All this information is then linked together and presented in a
“machine-readable” fashion. As the potential of these “mirror worlds”
is realised, more and more information will be created on the network.
Eventually, every single thing you do will be stored on the network.
As is the nature of the Internet, all this information will be stored
in an “open” format (encryption and fast machine-based organisation
doesn’t mix) on a non-centralised network. What this means is that
anyone can find out anything about anyone at anytime. And therefore
it is impossible to lie (falsifying one piece of information means
falsifying *every* piece of information, as is the nature of complex
hyperlinked networks.) Concerns that this may lead to lack of privacy
are, to an extent, correct.

Solving crime becomes easy. Actually, “crime” ceases to exist.
Seeing what caused the crime is just as easy as seeing the crime
itself. Secrecy is no longer possible, as I’ve said this is
*absolute* truth, if something is happening we will know about it. At
first this may mean the “moral majority” goes on the rampage, but
where to? There neighbours, their local politicians, their own homes?
How long will it take them to realise that their morals have become
overwhelmed by this new-found openness? How long before we all become
tired of making petty judgements? Besides, who can say what I do is
wrong when I clearly see that they indulge in it every night at 8:00PM?

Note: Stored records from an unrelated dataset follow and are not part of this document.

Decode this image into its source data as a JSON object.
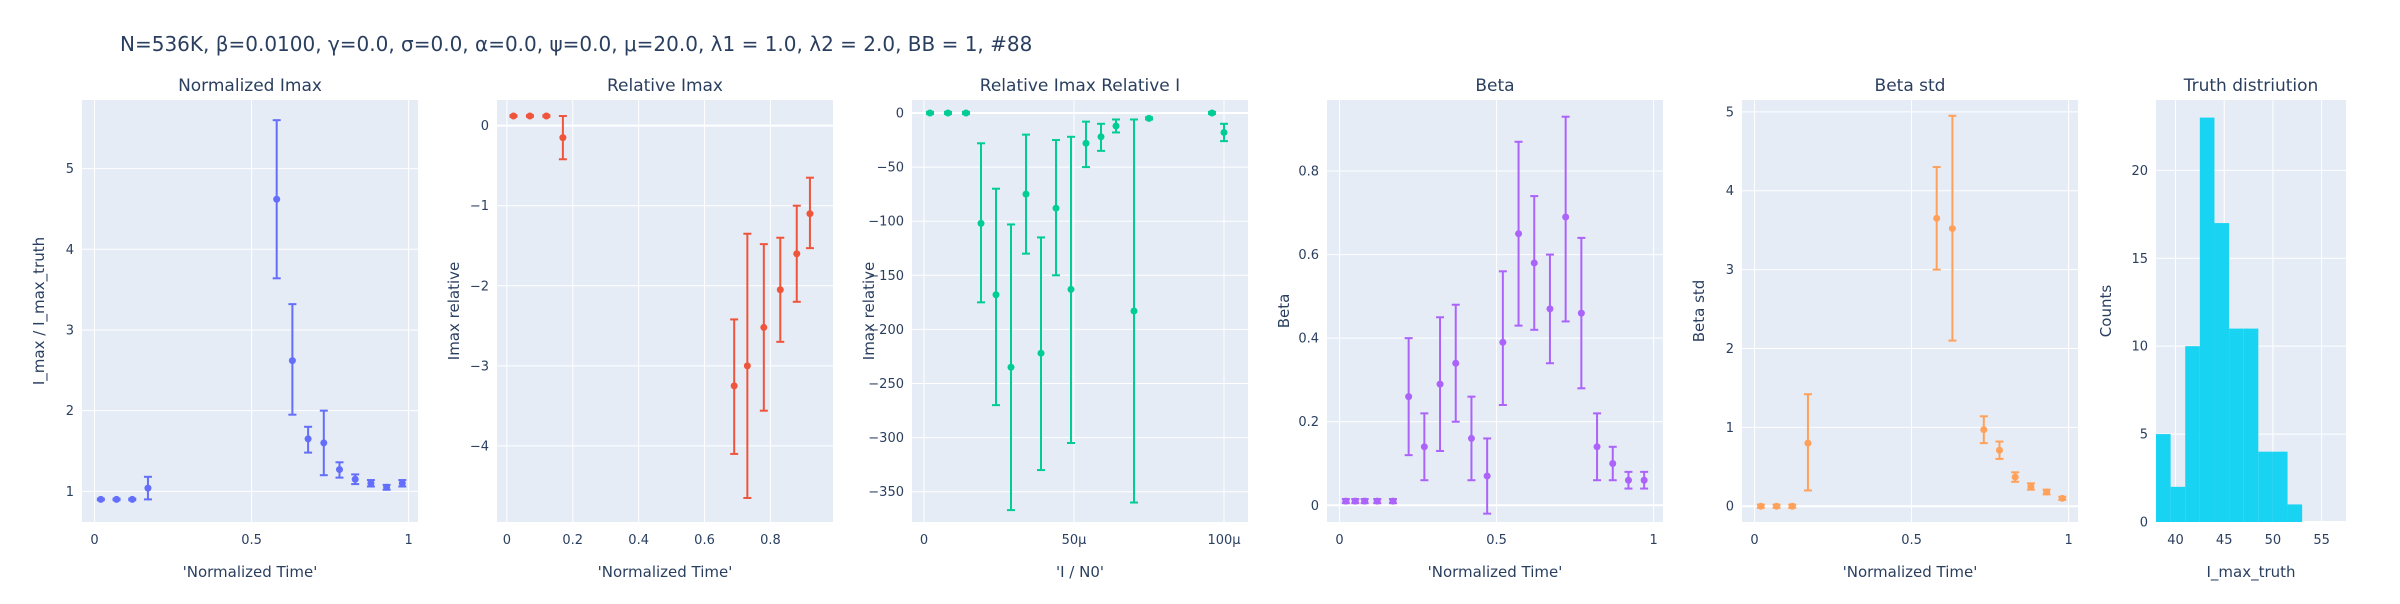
{
  "figure": {
    "suptitle": "N=536K, β=0.0100, γ=0.0, σ=0.0,  α=0.0, ψ=0.0, μ=20.0, λ1 = 1.0, λ2 = 2.0, BB = 1, #88"
  },
  "colors": {
    "plot_bg": "#e5ecf6",
    "grid": "#ffffff",
    "text": "#2a3f5f",
    "blue": "#636efa",
    "red": "#ef553b",
    "green": "#00cc96",
    "purple": "#ab63fa",
    "orange": "#ffa15a",
    "cyan": "#19d3f3"
  },
  "chart_data": [
    {
      "type": "scatter",
      "title": "Normalized Imax",
      "xlabel": "'Normalized Time'",
      "ylabel": "I_max / I_max_truth",
      "color": "#636efa",
      "xlim": [
        -0.04,
        1.03
      ],
      "ylim": [
        0.62,
        5.85
      ],
      "xticks": [
        0,
        0.5,
        1
      ],
      "xtick_labels": [
        "0",
        "0.5",
        "1"
      ],
      "yticks": [
        1,
        2,
        3,
        4,
        5
      ],
      "ytick_labels": [
        "1",
        "2",
        "3",
        "4",
        "5"
      ],
      "points": [
        {
          "x": 0.02,
          "y": 0.9,
          "lo": 0.89,
          "hi": 0.91
        },
        {
          "x": 0.07,
          "y": 0.9,
          "lo": 0.89,
          "hi": 0.91
        },
        {
          "x": 0.12,
          "y": 0.9,
          "lo": 0.89,
          "hi": 0.91
        },
        {
          "x": 0.17,
          "y": 1.04,
          "lo": 0.9,
          "hi": 1.18
        },
        {
          "x": 0.58,
          "y": 4.62,
          "lo": 3.64,
          "hi": 5.6
        },
        {
          "x": 0.63,
          "y": 2.62,
          "lo": 1.95,
          "hi": 3.32
        },
        {
          "x": 0.68,
          "y": 1.65,
          "lo": 1.48,
          "hi": 1.8
        },
        {
          "x": 0.73,
          "y": 1.6,
          "lo": 1.2,
          "hi": 2.0
        },
        {
          "x": 0.78,
          "y": 1.27,
          "lo": 1.17,
          "hi": 1.36
        },
        {
          "x": 0.83,
          "y": 1.15,
          "lo": 1.09,
          "hi": 1.21
        },
        {
          "x": 0.88,
          "y": 1.1,
          "lo": 1.06,
          "hi": 1.14
        },
        {
          "x": 0.93,
          "y": 1.05,
          "lo": 1.02,
          "hi": 1.08
        },
        {
          "x": 0.98,
          "y": 1.1,
          "lo": 1.06,
          "hi": 1.14
        }
      ]
    },
    {
      "type": "scatter",
      "title": "Relative Imax",
      "xlabel": "'Normalized Time'",
      "ylabel": "Imax relative",
      "color": "#ef553b",
      "xlim": [
        -0.03,
        0.99
      ],
      "ylim": [
        -4.95,
        0.32
      ],
      "xticks": [
        0,
        0.2,
        0.4,
        0.6,
        0.8
      ],
      "xtick_labels": [
        "0",
        "0.2",
        "0.4",
        "0.6",
        "0.8"
      ],
      "yticks": [
        0,
        -1,
        -2,
        -3,
        -4
      ],
      "ytick_labels": [
        "0",
        "−1",
        "−2",
        "−3",
        "−4"
      ],
      "points": [
        {
          "x": 0.02,
          "y": 0.12,
          "lo": 0.11,
          "hi": 0.13
        },
        {
          "x": 0.07,
          "y": 0.12,
          "lo": 0.11,
          "hi": 0.13
        },
        {
          "x": 0.12,
          "y": 0.12,
          "lo": 0.11,
          "hi": 0.13
        },
        {
          "x": 0.17,
          "y": -0.15,
          "lo": -0.42,
          "hi": 0.12
        },
        {
          "x": 0.69,
          "y": -3.25,
          "lo": -4.1,
          "hi": -2.42
        },
        {
          "x": 0.73,
          "y": -3.0,
          "lo": -4.65,
          "hi": -1.35
        },
        {
          "x": 0.78,
          "y": -2.52,
          "lo": -3.56,
          "hi": -1.48
        },
        {
          "x": 0.83,
          "y": -2.05,
          "lo": -2.7,
          "hi": -1.4
        },
        {
          "x": 0.88,
          "y": -1.6,
          "lo": -2.2,
          "hi": -1.0
        },
        {
          "x": 0.92,
          "y": -1.1,
          "lo": -1.53,
          "hi": -0.65
        }
      ]
    },
    {
      "type": "scatter",
      "title": "Relative Imax Relative I",
      "xlabel": "'I / N0'",
      "ylabel": "Imax relative",
      "color": "#00cc96",
      "xlim": [
        -4e-06,
        0.000108
      ],
      "ylim": [
        -378,
        12
      ],
      "xticks": [
        0,
        5e-05,
        0.0001
      ],
      "xtick_labels": [
        "0",
        "50μ",
        "100μ"
      ],
      "yticks": [
        0,
        -50,
        -100,
        -150,
        -200,
        -250,
        -300,
        -350
      ],
      "ytick_labels": [
        "0",
        "−50",
        "−100",
        "−150",
        "−200",
        "−250",
        "−300",
        "−350"
      ],
      "points": [
        {
          "x": 2e-06,
          "y": 0,
          "lo": -1,
          "hi": 1
        },
        {
          "x": 8e-06,
          "y": 0,
          "lo": -1,
          "hi": 1
        },
        {
          "x": 1.4e-05,
          "y": 0,
          "lo": -1,
          "hi": 1
        },
        {
          "x": 1.9e-05,
          "y": -102,
          "lo": -175,
          "hi": -28
        },
        {
          "x": 2.4e-05,
          "y": -168,
          "lo": -270,
          "hi": -70
        },
        {
          "x": 2.9e-05,
          "y": -235,
          "lo": -367,
          "hi": -103
        },
        {
          "x": 3.4e-05,
          "y": -75,
          "lo": -130,
          "hi": -20
        },
        {
          "x": 3.9e-05,
          "y": -222,
          "lo": -330,
          "hi": -115
        },
        {
          "x": 4.4e-05,
          "y": -88,
          "lo": -150,
          "hi": -25
        },
        {
          "x": 4.9e-05,
          "y": -163,
          "lo": -305,
          "hi": -22
        },
        {
          "x": 5.4e-05,
          "y": -28,
          "lo": -50,
          "hi": -8
        },
        {
          "x": 5.9e-05,
          "y": -22,
          "lo": -35,
          "hi": -10
        },
        {
          "x": 6.4e-05,
          "y": -12,
          "lo": -18,
          "hi": -6
        },
        {
          "x": 7e-05,
          "y": -183,
          "lo": -360,
          "hi": -6
        },
        {
          "x": 7.5e-05,
          "y": -5,
          "lo": -6,
          "hi": -4
        },
        {
          "x": 9.6e-05,
          "y": 0,
          "lo": -1,
          "hi": 1
        },
        {
          "x": 0.0001,
          "y": -18,
          "lo": -26,
          "hi": -10
        }
      ]
    },
    {
      "type": "scatter",
      "title": "Beta",
      "xlabel": "'Normalized Time'",
      "ylabel": "Beta",
      "color": "#ab63fa",
      "xlim": [
        -0.04,
        1.03
      ],
      "ylim": [
        -0.04,
        0.97
      ],
      "xticks": [
        0,
        0.5,
        1
      ],
      "xtick_labels": [
        "0",
        "0.5",
        "1"
      ],
      "yticks": [
        0,
        0.2,
        0.4,
        0.6,
        0.8
      ],
      "ytick_labels": [
        "0",
        "0.2",
        "0.4",
        "0.6",
        "0.8"
      ],
      "points": [
        {
          "x": 0.02,
          "y": 0.01,
          "lo": 0.005,
          "hi": 0.015
        },
        {
          "x": 0.05,
          "y": 0.01,
          "lo": 0.005,
          "hi": 0.015
        },
        {
          "x": 0.08,
          "y": 0.01,
          "lo": 0.005,
          "hi": 0.015
        },
        {
          "x": 0.12,
          "y": 0.01,
          "lo": 0.005,
          "hi": 0.015
        },
        {
          "x": 0.17,
          "y": 0.01,
          "lo": 0.005,
          "hi": 0.015
        },
        {
          "x": 0.22,
          "y": 0.26,
          "lo": 0.12,
          "hi": 0.4
        },
        {
          "x": 0.27,
          "y": 0.14,
          "lo": 0.06,
          "hi": 0.22
        },
        {
          "x": 0.32,
          "y": 0.29,
          "lo": 0.13,
          "hi": 0.45
        },
        {
          "x": 0.37,
          "y": 0.34,
          "lo": 0.2,
          "hi": 0.48
        },
        {
          "x": 0.42,
          "y": 0.16,
          "lo": 0.06,
          "hi": 0.26
        },
        {
          "x": 0.47,
          "y": 0.07,
          "lo": -0.02,
          "hi": 0.16
        },
        {
          "x": 0.52,
          "y": 0.39,
          "lo": 0.24,
          "hi": 0.56
        },
        {
          "x": 0.57,
          "y": 0.65,
          "lo": 0.43,
          "hi": 0.87
        },
        {
          "x": 0.62,
          "y": 0.58,
          "lo": 0.42,
          "hi": 0.74
        },
        {
          "x": 0.67,
          "y": 0.47,
          "lo": 0.34,
          "hi": 0.6
        },
        {
          "x": 0.72,
          "y": 0.69,
          "lo": 0.44,
          "hi": 0.93
        },
        {
          "x": 0.77,
          "y": 0.46,
          "lo": 0.28,
          "hi": 0.64
        },
        {
          "x": 0.82,
          "y": 0.14,
          "lo": 0.06,
          "hi": 0.22
        },
        {
          "x": 0.87,
          "y": 0.1,
          "lo": 0.06,
          "hi": 0.14
        },
        {
          "x": 0.92,
          "y": 0.06,
          "lo": 0.04,
          "hi": 0.08
        },
        {
          "x": 0.97,
          "y": 0.06,
          "lo": 0.04,
          "hi": 0.08
        }
      ]
    },
    {
      "type": "scatter",
      "title": "Beta std",
      "xlabel": "'Normalized Time'",
      "ylabel": "Beta std",
      "color": "#ffa15a",
      "xlim": [
        -0.04,
        1.03
      ],
      "ylim": [
        -0.2,
        5.15
      ],
      "xticks": [
        0,
        0.5,
        1
      ],
      "xtick_labels": [
        "0",
        "0.5",
        "1"
      ],
      "yticks": [
        0,
        1,
        2,
        3,
        4,
        5
      ],
      "ytick_labels": [
        "0",
        "1",
        "2",
        "3",
        "4",
        "5"
      ],
      "points": [
        {
          "x": 0.02,
          "y": 0,
          "lo": -0.02,
          "hi": 0.02
        },
        {
          "x": 0.07,
          "y": 0,
          "lo": -0.02,
          "hi": 0.02
        },
        {
          "x": 0.12,
          "y": 0,
          "lo": -0.02,
          "hi": 0.02
        },
        {
          "x": 0.17,
          "y": 0.8,
          "lo": 0.2,
          "hi": 1.42
        },
        {
          "x": 0.58,
          "y": 3.65,
          "lo": 3.0,
          "hi": 4.3
        },
        {
          "x": 0.63,
          "y": 3.52,
          "lo": 2.1,
          "hi": 4.95
        },
        {
          "x": 0.73,
          "y": 0.97,
          "lo": 0.8,
          "hi": 1.14
        },
        {
          "x": 0.78,
          "y": 0.71,
          "lo": 0.6,
          "hi": 0.82
        },
        {
          "x": 0.83,
          "y": 0.37,
          "lo": 0.31,
          "hi": 0.43
        },
        {
          "x": 0.88,
          "y": 0.25,
          "lo": 0.21,
          "hi": 0.29
        },
        {
          "x": 0.93,
          "y": 0.18,
          "lo": 0.15,
          "hi": 0.21
        },
        {
          "x": 0.98,
          "y": 0.1,
          "lo": 0.08,
          "hi": 0.12
        }
      ]
    },
    {
      "type": "histogram",
      "title": "Truth distriution",
      "xlabel": "I_max_truth",
      "ylabel": "Counts",
      "color": "#19d3f3",
      "xlim": [
        38,
        57.5
      ],
      "ylim": [
        0,
        24
      ],
      "xticks": [
        40,
        45,
        50,
        55
      ],
      "xtick_labels": [
        "40",
        "45",
        "50",
        "55"
      ],
      "yticks": [
        0,
        5,
        10,
        15,
        20
      ],
      "ytick_labels": [
        "0",
        "5",
        "10",
        "15",
        "20"
      ],
      "bin_edges": [
        38,
        39.5,
        41,
        42.5,
        44,
        45.5,
        47,
        48.5,
        50,
        51.5,
        53,
        54.5,
        56,
        57.5
      ],
      "counts": [
        5,
        2,
        10,
        23,
        17,
        11,
        11,
        4,
        4,
        1,
        0,
        0,
        0
      ]
    }
  ]
}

Of course, you’re going to have to forget “Intellectual Property
Rights.” If it’s been thought of, it need never be thought of again
(only improved on.) A completely “open” economy (or Open Market) has
already made a small emergence on the Internet (with several freeware
products.) Software will be the first to undergo this transition,
because it can already be easily copied and distributed (piracy is a
good thing.)

So would you mind giving up privacy for absolute truth?